Swiss watch exports fell by 12.4 percent year-on-year to 2.05 billion Swiss francs in September, the Federation of the Swiss Watch Industry (FH) announced on Thursday. Over the first nine months, exports totaled 19.2 billion Swiss francs. That is a drop of 2.7 percent.
After a brief breather in the summer months, September saw the sharpest decline this year, the association wrote. The slowdown in China and Hong Kong alone was responsible for two thirds of the decline.
Slump in China and Hong Kong
The consumer crisis that has been evident in China for several months was reflected with full force in the watch export statistics for September. Exports to China fell by almost 50 percent to 128.8 million Swiss francs and those to Hong Kong by almost 35 percent to 128.9 million.

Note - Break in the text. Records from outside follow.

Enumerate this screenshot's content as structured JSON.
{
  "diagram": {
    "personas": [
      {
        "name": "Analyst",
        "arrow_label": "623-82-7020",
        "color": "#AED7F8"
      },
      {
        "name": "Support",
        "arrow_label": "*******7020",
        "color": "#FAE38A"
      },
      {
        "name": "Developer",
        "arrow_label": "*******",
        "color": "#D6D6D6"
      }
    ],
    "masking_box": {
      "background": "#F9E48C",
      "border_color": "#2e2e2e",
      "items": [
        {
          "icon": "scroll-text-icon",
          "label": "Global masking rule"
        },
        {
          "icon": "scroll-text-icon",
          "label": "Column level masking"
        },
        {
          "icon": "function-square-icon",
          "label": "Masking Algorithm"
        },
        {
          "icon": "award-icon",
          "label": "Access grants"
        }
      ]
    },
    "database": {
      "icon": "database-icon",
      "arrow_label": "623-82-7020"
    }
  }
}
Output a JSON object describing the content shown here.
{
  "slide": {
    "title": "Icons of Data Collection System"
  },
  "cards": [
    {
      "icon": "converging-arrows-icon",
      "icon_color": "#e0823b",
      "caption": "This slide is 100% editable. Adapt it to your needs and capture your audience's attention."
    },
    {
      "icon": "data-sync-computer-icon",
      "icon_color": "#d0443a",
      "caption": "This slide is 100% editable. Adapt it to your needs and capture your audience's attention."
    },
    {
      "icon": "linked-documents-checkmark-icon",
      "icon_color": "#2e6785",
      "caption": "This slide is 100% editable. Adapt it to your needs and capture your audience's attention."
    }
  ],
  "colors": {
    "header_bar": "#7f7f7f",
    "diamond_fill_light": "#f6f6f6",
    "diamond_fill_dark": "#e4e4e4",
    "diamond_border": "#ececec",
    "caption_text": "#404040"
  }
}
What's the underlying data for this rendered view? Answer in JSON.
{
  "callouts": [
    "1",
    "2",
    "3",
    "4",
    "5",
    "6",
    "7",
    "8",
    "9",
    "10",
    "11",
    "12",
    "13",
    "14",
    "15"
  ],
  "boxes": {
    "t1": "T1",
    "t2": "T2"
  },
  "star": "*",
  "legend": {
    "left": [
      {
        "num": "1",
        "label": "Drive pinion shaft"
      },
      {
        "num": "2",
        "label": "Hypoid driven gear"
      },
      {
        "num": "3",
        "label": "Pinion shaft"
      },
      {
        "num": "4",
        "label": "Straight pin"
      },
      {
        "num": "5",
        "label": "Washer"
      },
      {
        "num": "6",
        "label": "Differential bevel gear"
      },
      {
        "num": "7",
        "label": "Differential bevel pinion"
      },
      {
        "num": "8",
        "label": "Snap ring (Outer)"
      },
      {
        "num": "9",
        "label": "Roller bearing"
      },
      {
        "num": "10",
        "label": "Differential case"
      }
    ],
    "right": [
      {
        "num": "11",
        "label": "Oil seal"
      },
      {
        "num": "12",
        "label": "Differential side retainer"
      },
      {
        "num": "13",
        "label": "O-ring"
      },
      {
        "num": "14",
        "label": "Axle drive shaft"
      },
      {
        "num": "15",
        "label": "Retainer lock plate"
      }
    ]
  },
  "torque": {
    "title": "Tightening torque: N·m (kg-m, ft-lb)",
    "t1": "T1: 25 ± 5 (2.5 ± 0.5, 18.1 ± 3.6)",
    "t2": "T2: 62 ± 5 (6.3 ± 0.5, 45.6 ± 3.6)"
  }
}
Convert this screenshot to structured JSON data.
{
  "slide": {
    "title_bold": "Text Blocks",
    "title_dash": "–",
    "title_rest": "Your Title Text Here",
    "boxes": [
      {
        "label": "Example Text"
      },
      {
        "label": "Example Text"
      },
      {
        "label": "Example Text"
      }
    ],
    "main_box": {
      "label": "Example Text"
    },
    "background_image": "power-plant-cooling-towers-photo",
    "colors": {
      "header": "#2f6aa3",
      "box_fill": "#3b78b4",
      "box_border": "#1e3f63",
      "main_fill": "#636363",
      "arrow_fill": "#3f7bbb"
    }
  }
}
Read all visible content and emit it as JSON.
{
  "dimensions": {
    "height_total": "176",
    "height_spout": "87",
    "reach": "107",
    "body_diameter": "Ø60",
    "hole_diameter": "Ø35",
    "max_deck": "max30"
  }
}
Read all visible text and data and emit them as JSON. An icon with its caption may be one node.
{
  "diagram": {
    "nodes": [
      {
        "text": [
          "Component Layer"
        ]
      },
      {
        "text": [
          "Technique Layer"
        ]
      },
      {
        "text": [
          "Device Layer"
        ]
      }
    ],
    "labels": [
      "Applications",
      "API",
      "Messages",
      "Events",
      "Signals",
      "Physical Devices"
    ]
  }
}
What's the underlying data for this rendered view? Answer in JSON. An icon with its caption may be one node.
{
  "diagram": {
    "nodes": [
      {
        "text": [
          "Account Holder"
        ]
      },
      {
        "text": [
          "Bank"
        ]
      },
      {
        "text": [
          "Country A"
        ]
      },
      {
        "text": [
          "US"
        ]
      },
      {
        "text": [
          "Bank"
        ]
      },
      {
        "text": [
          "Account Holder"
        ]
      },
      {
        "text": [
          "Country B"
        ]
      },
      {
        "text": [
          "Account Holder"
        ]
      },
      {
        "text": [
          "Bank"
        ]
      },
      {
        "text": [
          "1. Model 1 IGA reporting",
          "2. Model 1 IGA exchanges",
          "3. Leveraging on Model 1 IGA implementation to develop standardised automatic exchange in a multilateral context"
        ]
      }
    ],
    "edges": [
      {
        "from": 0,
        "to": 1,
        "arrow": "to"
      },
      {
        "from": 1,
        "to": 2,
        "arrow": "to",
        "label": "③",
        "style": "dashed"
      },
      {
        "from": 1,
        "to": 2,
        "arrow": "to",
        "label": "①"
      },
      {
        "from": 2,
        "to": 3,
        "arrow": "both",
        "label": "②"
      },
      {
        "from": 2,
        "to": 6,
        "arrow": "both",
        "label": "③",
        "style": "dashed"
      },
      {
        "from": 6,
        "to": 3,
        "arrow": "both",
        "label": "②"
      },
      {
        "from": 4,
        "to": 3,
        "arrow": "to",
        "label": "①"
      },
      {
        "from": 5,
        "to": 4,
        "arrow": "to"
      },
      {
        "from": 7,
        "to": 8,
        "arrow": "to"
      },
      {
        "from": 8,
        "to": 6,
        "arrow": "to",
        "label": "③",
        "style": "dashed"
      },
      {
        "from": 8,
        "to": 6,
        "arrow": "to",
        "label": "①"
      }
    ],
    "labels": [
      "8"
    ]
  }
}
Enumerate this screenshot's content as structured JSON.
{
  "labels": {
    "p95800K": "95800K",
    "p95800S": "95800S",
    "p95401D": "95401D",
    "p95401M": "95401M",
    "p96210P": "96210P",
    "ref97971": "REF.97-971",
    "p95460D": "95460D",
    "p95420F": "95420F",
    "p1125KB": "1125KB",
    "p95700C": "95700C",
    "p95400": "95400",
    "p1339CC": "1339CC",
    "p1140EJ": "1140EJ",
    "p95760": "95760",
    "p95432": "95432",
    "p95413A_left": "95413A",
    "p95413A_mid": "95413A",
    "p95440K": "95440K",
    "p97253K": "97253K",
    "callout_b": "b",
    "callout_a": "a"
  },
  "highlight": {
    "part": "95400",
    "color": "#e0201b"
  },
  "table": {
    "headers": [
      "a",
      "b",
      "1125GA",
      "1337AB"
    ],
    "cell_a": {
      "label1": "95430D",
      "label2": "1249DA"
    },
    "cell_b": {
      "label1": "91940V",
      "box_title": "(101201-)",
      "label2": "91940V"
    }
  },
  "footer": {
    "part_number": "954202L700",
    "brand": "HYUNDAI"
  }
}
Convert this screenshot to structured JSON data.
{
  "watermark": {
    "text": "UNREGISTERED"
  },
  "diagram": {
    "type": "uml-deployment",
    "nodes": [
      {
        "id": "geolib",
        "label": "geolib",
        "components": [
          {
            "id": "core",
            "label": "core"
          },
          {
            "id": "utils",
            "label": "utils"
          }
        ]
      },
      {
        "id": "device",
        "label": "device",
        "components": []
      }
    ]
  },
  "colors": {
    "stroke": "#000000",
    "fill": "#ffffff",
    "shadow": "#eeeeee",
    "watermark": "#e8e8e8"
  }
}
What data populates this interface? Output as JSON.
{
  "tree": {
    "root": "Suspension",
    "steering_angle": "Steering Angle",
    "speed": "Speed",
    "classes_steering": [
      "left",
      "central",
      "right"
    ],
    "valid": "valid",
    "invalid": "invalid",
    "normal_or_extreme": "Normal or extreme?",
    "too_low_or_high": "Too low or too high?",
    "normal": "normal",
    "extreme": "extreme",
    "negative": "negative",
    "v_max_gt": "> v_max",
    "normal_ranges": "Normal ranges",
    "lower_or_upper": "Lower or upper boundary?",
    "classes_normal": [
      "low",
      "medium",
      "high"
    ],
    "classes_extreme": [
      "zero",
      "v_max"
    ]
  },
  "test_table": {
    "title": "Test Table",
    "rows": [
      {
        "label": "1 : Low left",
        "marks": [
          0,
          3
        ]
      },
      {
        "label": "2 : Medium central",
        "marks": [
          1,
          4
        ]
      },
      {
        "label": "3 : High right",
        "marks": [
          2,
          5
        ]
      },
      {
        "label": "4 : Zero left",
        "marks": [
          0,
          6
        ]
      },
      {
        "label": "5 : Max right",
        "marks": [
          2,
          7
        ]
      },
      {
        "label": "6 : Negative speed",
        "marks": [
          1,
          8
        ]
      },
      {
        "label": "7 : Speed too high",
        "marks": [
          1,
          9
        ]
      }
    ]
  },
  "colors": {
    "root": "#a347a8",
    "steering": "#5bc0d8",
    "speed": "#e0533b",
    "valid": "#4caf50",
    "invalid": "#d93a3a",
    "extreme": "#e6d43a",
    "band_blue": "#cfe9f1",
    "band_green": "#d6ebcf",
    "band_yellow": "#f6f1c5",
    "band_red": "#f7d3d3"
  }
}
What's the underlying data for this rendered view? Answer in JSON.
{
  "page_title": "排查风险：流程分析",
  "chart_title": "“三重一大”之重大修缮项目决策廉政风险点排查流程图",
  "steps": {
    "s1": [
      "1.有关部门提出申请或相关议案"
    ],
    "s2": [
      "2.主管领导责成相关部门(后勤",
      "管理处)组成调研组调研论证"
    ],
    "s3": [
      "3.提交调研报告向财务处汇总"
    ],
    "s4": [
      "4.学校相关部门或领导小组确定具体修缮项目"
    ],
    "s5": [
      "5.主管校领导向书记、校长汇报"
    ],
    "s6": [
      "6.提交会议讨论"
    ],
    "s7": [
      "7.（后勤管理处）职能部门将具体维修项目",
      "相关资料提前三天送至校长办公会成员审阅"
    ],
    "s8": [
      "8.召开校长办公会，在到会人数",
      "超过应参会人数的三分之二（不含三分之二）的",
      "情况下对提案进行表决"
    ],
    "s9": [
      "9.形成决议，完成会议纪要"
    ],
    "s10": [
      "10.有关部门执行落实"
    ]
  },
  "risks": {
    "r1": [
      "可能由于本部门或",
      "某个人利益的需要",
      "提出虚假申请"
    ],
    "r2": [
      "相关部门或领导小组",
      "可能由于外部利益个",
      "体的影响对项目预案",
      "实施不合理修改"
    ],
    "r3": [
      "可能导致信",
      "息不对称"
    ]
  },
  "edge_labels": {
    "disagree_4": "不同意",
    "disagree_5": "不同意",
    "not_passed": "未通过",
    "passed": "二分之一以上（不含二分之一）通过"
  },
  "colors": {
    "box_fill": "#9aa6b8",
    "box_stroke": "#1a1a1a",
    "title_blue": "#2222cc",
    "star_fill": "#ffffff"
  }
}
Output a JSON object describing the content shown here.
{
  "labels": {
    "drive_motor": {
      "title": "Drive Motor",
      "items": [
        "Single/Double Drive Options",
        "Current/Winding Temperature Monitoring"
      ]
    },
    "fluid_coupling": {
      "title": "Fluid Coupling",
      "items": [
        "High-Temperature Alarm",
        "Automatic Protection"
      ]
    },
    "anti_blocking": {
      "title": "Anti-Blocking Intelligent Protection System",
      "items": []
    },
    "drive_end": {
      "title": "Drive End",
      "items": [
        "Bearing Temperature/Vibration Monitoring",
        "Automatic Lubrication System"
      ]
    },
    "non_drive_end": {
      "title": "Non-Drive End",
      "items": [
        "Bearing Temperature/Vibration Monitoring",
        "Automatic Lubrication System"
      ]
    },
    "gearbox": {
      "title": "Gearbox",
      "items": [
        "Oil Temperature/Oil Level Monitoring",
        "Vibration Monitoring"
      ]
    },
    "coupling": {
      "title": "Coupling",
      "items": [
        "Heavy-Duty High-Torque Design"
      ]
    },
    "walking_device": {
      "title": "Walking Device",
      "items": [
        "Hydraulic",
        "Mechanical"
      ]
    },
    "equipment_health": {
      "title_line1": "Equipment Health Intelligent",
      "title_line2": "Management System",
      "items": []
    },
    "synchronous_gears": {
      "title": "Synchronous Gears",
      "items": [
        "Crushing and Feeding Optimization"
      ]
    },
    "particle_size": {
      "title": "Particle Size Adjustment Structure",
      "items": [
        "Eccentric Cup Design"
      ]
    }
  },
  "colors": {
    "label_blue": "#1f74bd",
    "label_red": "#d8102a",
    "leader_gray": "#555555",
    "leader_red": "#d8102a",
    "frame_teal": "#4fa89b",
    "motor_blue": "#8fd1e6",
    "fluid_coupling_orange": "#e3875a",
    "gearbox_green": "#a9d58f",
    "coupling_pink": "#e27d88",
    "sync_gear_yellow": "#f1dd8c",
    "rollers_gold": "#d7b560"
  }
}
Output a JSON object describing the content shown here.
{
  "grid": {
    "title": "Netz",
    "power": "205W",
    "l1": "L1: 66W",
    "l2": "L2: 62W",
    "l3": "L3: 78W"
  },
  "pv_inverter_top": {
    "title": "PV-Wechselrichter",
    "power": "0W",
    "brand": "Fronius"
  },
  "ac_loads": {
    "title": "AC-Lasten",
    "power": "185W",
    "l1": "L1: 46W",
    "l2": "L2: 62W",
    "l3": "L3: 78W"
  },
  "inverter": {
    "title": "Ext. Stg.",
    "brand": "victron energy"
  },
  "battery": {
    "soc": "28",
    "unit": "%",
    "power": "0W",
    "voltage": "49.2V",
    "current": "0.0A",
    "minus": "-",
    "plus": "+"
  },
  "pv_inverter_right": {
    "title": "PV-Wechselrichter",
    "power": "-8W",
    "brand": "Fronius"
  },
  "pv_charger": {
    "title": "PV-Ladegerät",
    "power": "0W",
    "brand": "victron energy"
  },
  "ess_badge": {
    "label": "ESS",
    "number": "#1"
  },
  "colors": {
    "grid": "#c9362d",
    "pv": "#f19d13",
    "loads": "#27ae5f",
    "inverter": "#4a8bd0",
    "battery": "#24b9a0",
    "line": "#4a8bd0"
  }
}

However, watch exports to other, predominantly Asian markets were also weak. There were double-digit percentage declines to South Korea (-20%), Taiwan (-30%), Thailand (-35%) and Singapore (-14%), as well as to the UK (-11%).
In contrast, the slight growth in the USA, the largest sales market (+2.4% to 353.0 million), was a ray of hope. Exports also increased to Japan (+2.0%), Germany (+5.7%) and Spain (+5.3%).
In terms of price categories, the middle segment with export prices of between 500 and 3,000 francs per watch saw the sharpest decline at -33%. However, the two lower segments with watches priced between 200 and 500 francs and below 200 francs also performed weakly (-21% each). Exports in the most expensive segment above CHF 3,000 per watch fell by 7.3%.